The company makes money from advertising, so advertisers are its most
important readers. This is true, to a greater or lesser extent, for any media
that sells ad space. Some organizations maintain "Chinese walls" between the
ad side and the editorial side, but these are businesses and they ultimately
have to answer to their bottom lines. That's true for Fox News, the Washington
Post, or a Financial Times supplement – they are all chasing money with their
brand and curating content that conforms to the expectations advertisers have
of said brand. Rolling Stone is an 'edgy' magazine, so they publish articles
that critique America's rapacious capitalism, but they still run full-page
adverts for Apple products.

So, speaking as an editor, I believe it is possible to address some of the
questions about truth above with an algorithm, but not all. There isn't a
substitute for reading with a skeptical eye, doing one's own research,
balancing views from experts, and filtering that against the influence money
has on the source's position. A computer could make some of that easier, but
if someone offers me a digital product that helps me verify the truth of
articles I read, for the low, low cost of only $2/month, I'm still going to
doubt the veracity of what I'm getting.

I heard a story once that sort of speaks to the issues you describe. A group
of American journalists went visited Moscow in the late 80s to visit the
former Soviet counterparts. They discussed life in each others' countries and
shared perspectives on working conditions in their trade. One American asked,
"What was it like, being directed by the communists as to what you could and
could not print?"

A Russian journalist responded, "Much the same as being directed by
capitalists."

------
dangrossman
You want to rank by truthfulness and not truthiness. :)
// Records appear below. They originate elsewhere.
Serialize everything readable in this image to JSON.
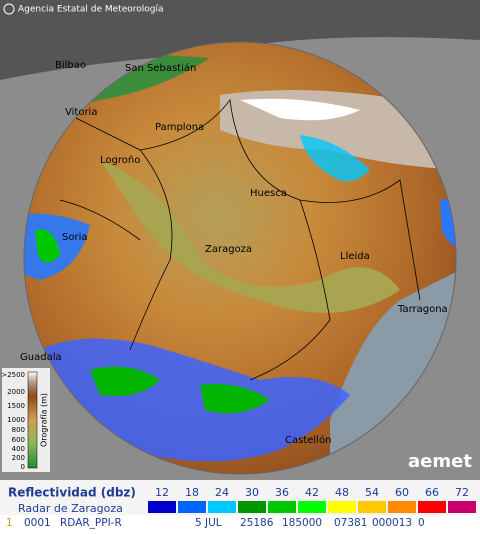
{
  "header": {
    "agency": "Agencia Estatal de Meteorología"
  },
  "map": {
    "cities": [
      {
        "label": "Bilbao"
      },
      {
        "label": "San Sebastián"
      },
      {
        "label": "Vitoria"
      },
      {
        "label": "Pamplona"
      },
      {
        "label": "Logroño"
      },
      {
        "label": "Huesca"
      },
      {
        "label": "Zaragoza"
      },
      {
        "label": "Lleida"
      },
      {
        "label": "Tarragona"
      },
      {
        "label": "Soria"
      },
      {
        "label": "Guadala"
      },
      {
        "label": "Castellón"
      }
    ]
  },
  "elevation_legend": {
    "title": "Orografía (m)",
    "ticks": [
      ">2500",
      "2000",
      "1500",
      "1000",
      "800",
      "600",
      "400",
      "200",
      "0"
    ]
  },
  "reflectivity_legend": {
    "title": "Reflectividad (dbz)",
    "radar": "Radar de Zaragoza",
    "levels": [
      {
        "label": "12",
        "color": "#0000c8"
      },
      {
        "label": "18",
        "color": "#0064ff"
      },
      {
        "label": "24",
        "color": "#00c8ff"
      },
      {
        "label": "30",
        "color": "#009600"
      },
      {
        "label": "36",
        "color": "#00c800"
      },
      {
        "label": "42",
        "color": "#00ff00"
      },
      {
        "label": "48",
        "color": "#ffff00"
      },
      {
        "label": "54",
        "color": "#ffc800"
      },
      {
        "label": "60",
        "color": "#ff8c00"
      },
      {
        "label": "66",
        "color": "#ff0000"
      },
      {
        "label": "72",
        "color": "#c8006e"
      }
    ]
  },
  "logo": "aemet",
  "status_bar": {
    "items": [
      "1",
      "0001",
      "RDAR_PPI-R",
      "5 JUL",
      "25186",
      "185000",
      "07381",
      "000013",
      "0"
    ]
  }
}
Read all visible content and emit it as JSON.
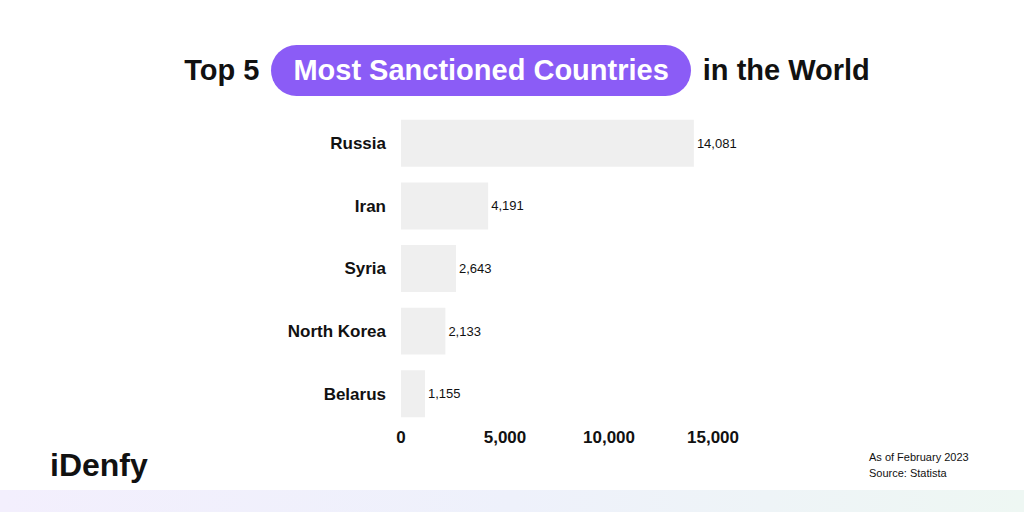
{
  "chart_data": {
    "type": "bar",
    "orientation": "horizontal",
    "title": [
      "Top 5",
      "Most Sanctioned Countries",
      "in the World"
    ],
    "categories": [
      "Russia",
      "Iran",
      "Syria",
      "North Korea",
      "Belarus"
    ],
    "values": [
      14081,
      4191,
      2643,
      2133,
      1155
    ],
    "value_labels": [
      "14,081",
      "4,191",
      "2,643",
      "2,133",
      "1,155"
    ],
    "data_labels": true,
    "color": "#efefef",
    "xlim": [
      0,
      15000
    ],
    "xticks": [
      0,
      {
        "value": 5000,
        "label": "5,000"
      },
      {
        "value": 10000,
        "label": "10,000"
      },
      {
        "value": 15000,
        "label": "15,000"
      }
    ],
    "grid": false,
    "annotations": [
      "iDenfy",
      "As of February 2023",
      "Source: Statista"
    ]
  }
}
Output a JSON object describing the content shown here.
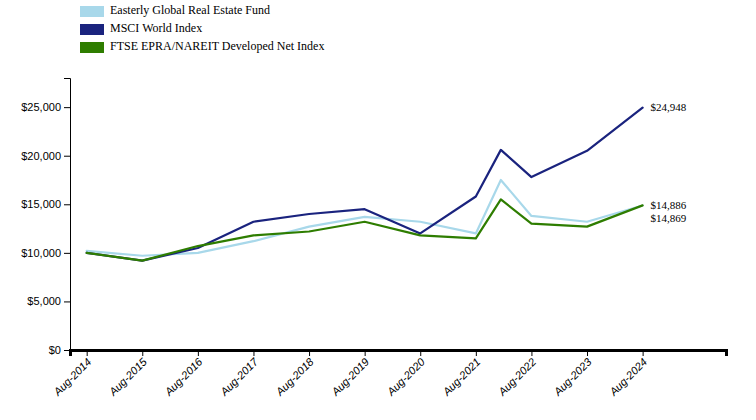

[http://en.wikipedia.org/wiki/Truthiness](http://en.wikipedia.org/wiki/Truthiness)

------
fchollet
Collectively agreeing on what is "true" is not an easy problem. The
crowdsourced fact-checking of Wikipedia is probably what is the closest to
what you are looking for.

------
jerf
If you provide me the function that takes a chunk of text and returns its
truth value, I'll happily finish the aggregation service for you.

As a free bonus, I'll also filter comments for you.

------
Mz
I don't think it can be done. Every group has a group think. Facts that fall
outside some scope of their collective experience/understanding of the world,
get dismissed as tall tales.